2. The method for retrieving microcystin content in water using algal fluorescence spectroscopy according to claim 1, characterized in that, The algal solution sample in step (B1) and the sample to be tested in step (B4) both include single algal solution samples and mixed algal solution samples. Furthermore, steps (A4) and (B4) should correspond consistently.
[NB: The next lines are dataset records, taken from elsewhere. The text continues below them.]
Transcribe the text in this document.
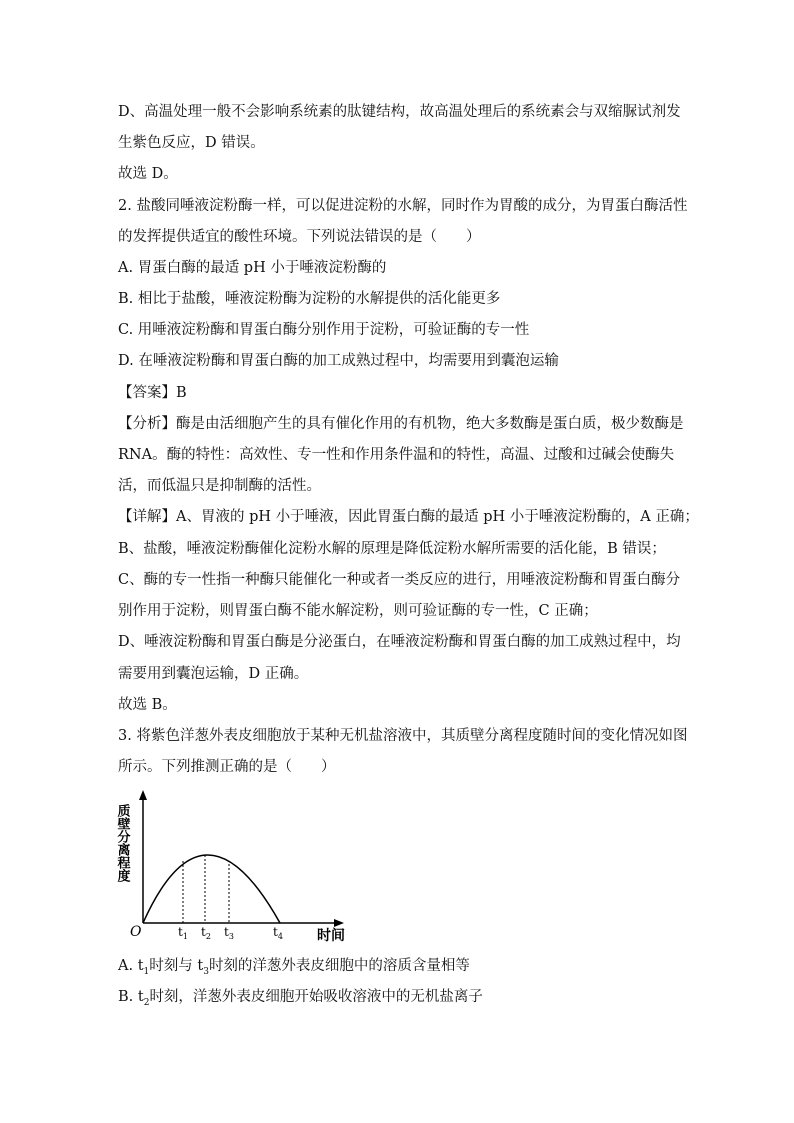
D、高温处理一般不会影响系统素的肽键结构，故高温处理后的系统素会与双缩脲试剂发
生紫色反应，D 错误。
故选 D。
2. 盐酸同唾液淀粉酶一样，可以促进淀粉的水解，同时作为胃酸的成分，为胃蛋白酶活性
的发挥提供适宜的酸性环境。下列说法错误的是（　　）
A. 胃蛋白酶的最适 pH 小于唾液淀粉酶的
B. 相比于盐酸，唾液淀粉酶为淀粉的水解提供的活化能更多
C. 用唾液淀粉酶和胃蛋白酶分别作用于淀粉，可验证酶的专一性
D. 在唾液淀粉酶和胃蛋白酶的加工成熟过程中，均需要用到囊泡运输
【答案】B
【分析】酶是由活细胞产生的具有催化作用的有机物，绝大多数酶是蛋白质，极少数酶是
RNA。酶的特性：高效性、专一性和作用条件温和的特性，高温、过酸和过碱会使酶失
活，而低温只是抑制酶的活性。
【详解】A、胃液的 pH 小于唾液，因此胃蛋白酶的最适 pH 小于唾液淀粉酶的，A 正确；
B、盐酸，唾液淀粉酶催化淀粉水解的原理是降低淀粉水解所需要的活化能，B 错误；
C、酶的专一性指一种酶只能催化一种或者一类反应的进行，用唾液淀粉酶和胃蛋白酶分
别作用于淀粉，则胃蛋白酶不能水解淀粉，则可验证酶的专一性，C 正确；
D、唾液淀粉酶和胃蛋白酶是分泌蛋白，在唾液淀粉酶和胃蛋白酶的加工成熟过程中，均
需要用到囊泡运输，D 正确。
故选 B。
3. 将紫色洋葱外表皮细胞放于某种无机盐溶液中，其质壁分离程度随时间的变化情况如图
所示。下列推测正确的是（　　）
质壁分离程度
O	$t_1$ $t_2$ $t_3$	$t_4$ 时间
A. $t_1$时刻与 $t_3$时刻的洋葱外表皮细胞中的溶质含量相等
B. $t_2$时刻，洋葱外表皮细胞开始吸收溶液中的无机盐离子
Single algal solution preparation refers to taking a certain volume of algal seed and culturing it to reach the required algal density of 10-1. 7 The preparation of mixed algal solutions involves taking a certain volume of algal solutions from a specific phylum and genus of algae with a density of 10⁻⁶ cells / L or higher, and diluting them according to a specific dilution gradient to obtain a series of single algal solutions of different concentrations; the preparation of mixed algal solution samples refers to taking a certain volume of different genera of the same algal phylum that have reached the desired algal density of 10⁻⁶ cells / L. 7 Algae with a cell / L or higher concentration are mixed or diluted in a certain proportion to obtain a series of mixed algal solutions of various concentrations; or they can refer to a series of mixed algal solutions of various concentrations obtained by mixing or diluting algae of different phyla and genera in a certain proportion to obtain a certain volume of algae.

3. The method for retrieving microcystin content in water using algal fluorescence spectroscopy according to claim 1, characterized in that, In step (B2), the microcystin content was determined according to GB / T 20466-2006 "Determination of Microcystin in Water".